Ionospheric effects caused by the series of geomagnetic storms of September 9–14, 2005

This study presents the ionospheric effects caused by the series of geomagnetic storms of September 9–14, 2005. The behavior of different ionospheric parameters over the Yakutsk, Irkutsk, Millstone Hill and Arecibo stations during the considered period have been numerically calculated, using a global self-consistent model of the thermosphere, ionosphere, and protonosphere (GSM TIP) developed at WD IZMI-RAN. The model calculations of disturbances of the ionospheric parameters during storms qualitatively agree with the experimental data at these midlatitude stations. We suggest that the causes of the quantitative differences between the model calculations and the observational data were the use of the 3-hour Kp index of geomagnetic activity and the dipole approximation of geomagnetic field in GSM TIP, with additional contributions from the effects of solar flares which are not considered in GSM TIP.

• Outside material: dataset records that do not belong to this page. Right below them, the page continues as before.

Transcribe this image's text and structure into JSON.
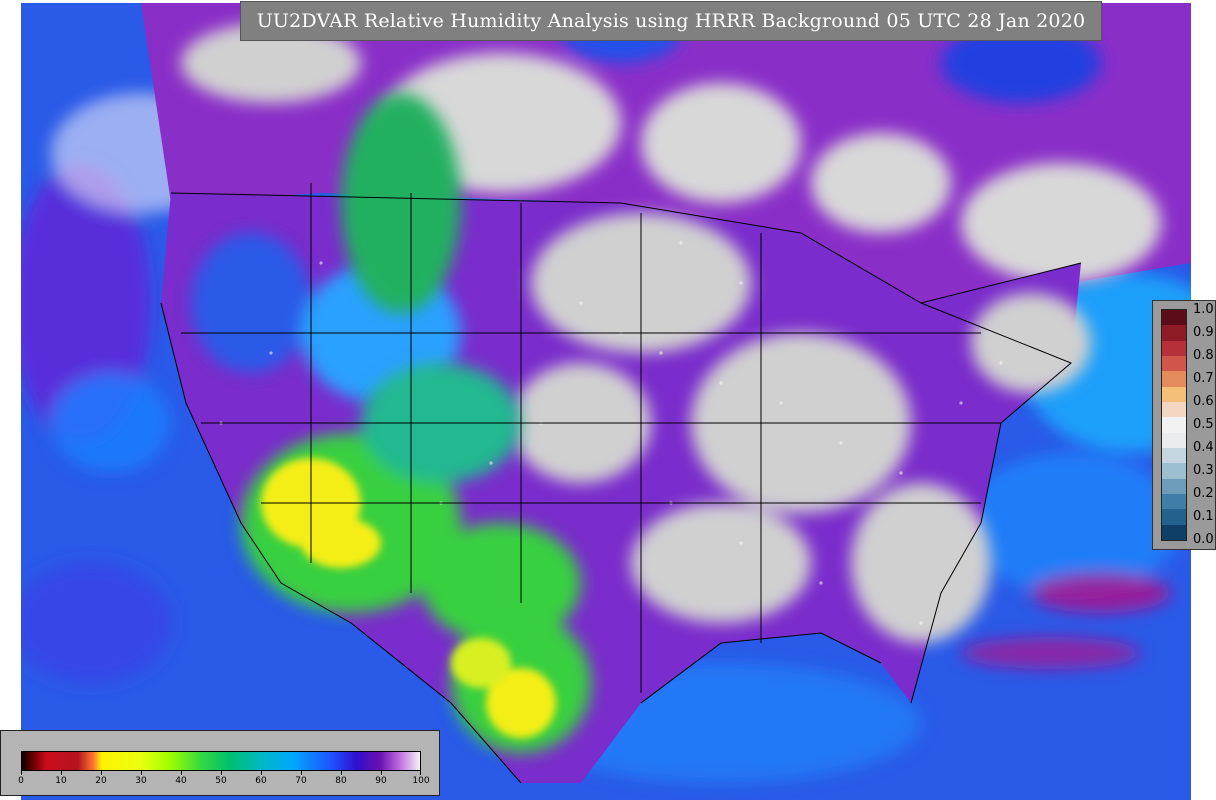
{
  "title": "UU2DVAR Relative Humidity Analysis using HRRR Background 05 UTC 28 Jan 2020",
  "obs_legend": {
    "ticks": [
      "1.0",
      "0.9",
      "0.8",
      "0.7",
      "0.6",
      "0.5",
      "0.4",
      "0.3",
      "0.2",
      "0.1",
      "0.0"
    ],
    "colors": [
      "#5a0d19",
      "#8e1b26",
      "#b6303a",
      "#d2554b",
      "#e38b5c",
      "#f4bf79",
      "#f3d6c2",
      "#f2f2f2",
      "#e9ecef",
      "#c5d6e0",
      "#9cbfd1",
      "#6d9dba",
      "#3f7ea6",
      "#22628d",
      "#0d3f67"
    ]
  },
  "rh_legend": {
    "ticks": [
      "0",
      "10",
      "20",
      "30",
      "40",
      "50",
      "60",
      "70",
      "80",
      "90",
      "100"
    ]
  },
  "map": {
    "background_color": "#2a62e8",
    "land_humid_color": "#a43ad0",
    "land_dry_color": "#3cd84a",
    "desert_color": "#f6ef1c",
    "cloud_color": "#d4d4d4"
  }
}
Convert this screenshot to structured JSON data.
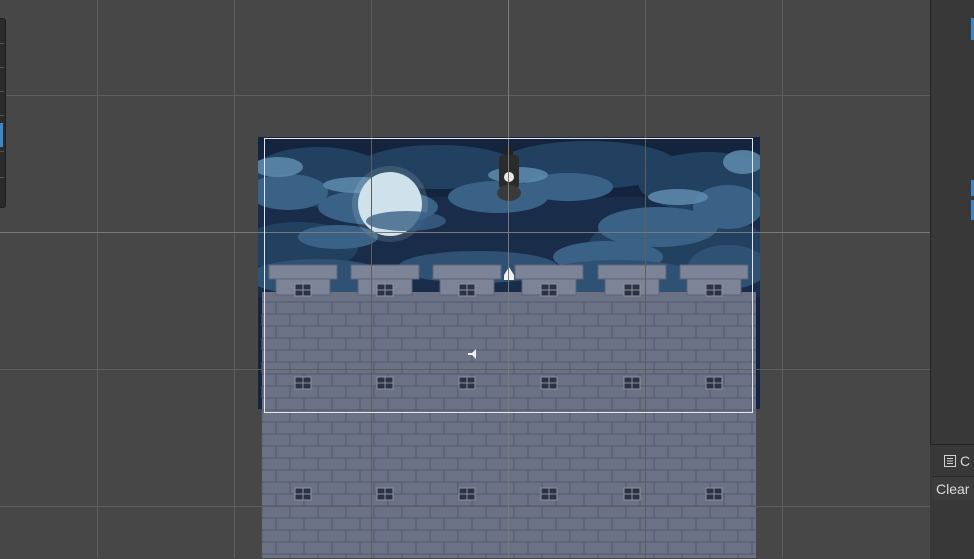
{
  "scene": {
    "colors": {
      "sky": "#14243f",
      "cloud_dark": "#22405f",
      "cloud_mid": "#3a6286",
      "cloud_light": "#5f8cae",
      "moon": "#cfe2ec",
      "wall": "#6b7286",
      "brick_line": "#52586b",
      "window": "#2e3342",
      "crenel": "#7d8498"
    },
    "icons": {
      "moon": "moon-sprite",
      "light": "light-gizmo-icon",
      "audio": "audio-source-icon",
      "lantern": "hanging-lantern-sprite"
    }
  },
  "console": {
    "tab_label": "C",
    "tab_icon": "console-icon",
    "clear_label": "Clear"
  }
}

Ionospheric ion temperature climate and upper atmospheric long-term cooling†

It is now recognized that Earths upper atmosphere is experiencing a long-term cooling over the past several solar cycles. The potential impact of the cooling on societal activities is significant, but a fundamental scientific question exists regarding the drivers of the cooling. New observations and analyses provide crucial advances in our knowledge of these important processes. We investigate ionospheric ion temperature climatology and long-term trends using up-to-date large and consistent ground based datasets as measured by multiple incoherent scatter radars (ISRs). The very comprehensive view provided by these unique observations of the upper atmospheric thermal status allows us to address drivers of strong cooling previously observed by ISRs. We use observations from two high latitude sites at Sondrestrom (Invariant latitude 73.2°N) from 1990-2015, and Chatanika/Poker Flat (Invariant latitude 65.9°N) over the span of 1976-2015 (with a gap from 1983-2006). Results are compared to conditions at the mid-latitude Millstone Hill site (Invariant latitude 52.8°N) from 1968-2015. The aggregate radar observations have very comparable and consistent altitude dependence of long-term trends. In particular, the lower F region (< 275 km) exhibits dayside cooling trends that are significantly higher (-3 to -1K/year at 250 km) than anticipated from model predictions given the anthropogenic increase of greenhouse gases. Above 275 km, cooling trends continue to increase in magnitude but values are strongly dependent on magnetic latitude, suggesting the presence of significant downward influences from non-neutral atmospheric processes.